La Chine n’a dû qu’à sa situation géographique d’avoir été épargnée par les conquêtes. À l’est, elle a les mêmes frontières que l’Océan, c’est-à-dire un vaste continent inhabité ; au nord, les glaces du pôle ; au sud, des chaînes de montagnes et des tribus errantes. Ce n’est qu’à l’ouest qu’elle est menacée. Mais les peuples qui s’étendent de ce côté de ses frontières lui servent de bouclier, et, pendant toute l’antiquité, la Chine entend le bruit lointain des combats et assiste, sans y prendre part, à tous les bouleversemens sociaux.

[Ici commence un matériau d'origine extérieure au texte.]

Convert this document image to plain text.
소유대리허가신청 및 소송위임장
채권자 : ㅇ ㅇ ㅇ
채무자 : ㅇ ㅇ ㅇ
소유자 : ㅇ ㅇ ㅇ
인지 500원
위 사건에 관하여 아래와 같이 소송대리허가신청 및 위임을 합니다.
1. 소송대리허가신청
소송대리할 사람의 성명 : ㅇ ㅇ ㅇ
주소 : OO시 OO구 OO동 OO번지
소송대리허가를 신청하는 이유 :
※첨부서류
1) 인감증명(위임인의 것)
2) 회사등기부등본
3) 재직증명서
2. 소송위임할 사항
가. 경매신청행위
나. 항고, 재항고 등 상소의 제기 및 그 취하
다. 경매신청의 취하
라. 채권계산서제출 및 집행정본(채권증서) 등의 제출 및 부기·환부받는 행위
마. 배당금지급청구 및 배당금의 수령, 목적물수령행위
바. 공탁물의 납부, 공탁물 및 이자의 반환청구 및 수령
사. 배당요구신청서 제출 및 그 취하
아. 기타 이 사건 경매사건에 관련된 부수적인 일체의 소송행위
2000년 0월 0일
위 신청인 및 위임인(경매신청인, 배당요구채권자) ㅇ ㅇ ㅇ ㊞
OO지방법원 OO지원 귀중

À partir du moment où le silence établit son empire entre nos grandes murailles et le tombeau d’Alexandre, notre isolement devient absolu : il a été le même durant toute l’antiquité.

Supposez une tribu appartenant à la race la plus antique de l’humanité et oubliée du reste du monde dans un coin de la terre, se développant d’après la loi de nature, selon la notion du progrès, c’est-à-dire avec l’intuition du meilleur, cherchant ses propres ressources en elle-même, ne songeant pas à sortir des limites dans lesquelles elle vit ; au contraire, croyant habiter un monde distinct des autres, et vous vous représenterez la nation chinoise, que personne ne peut connaître, parce qu’elle est un type unique dans l’humanité.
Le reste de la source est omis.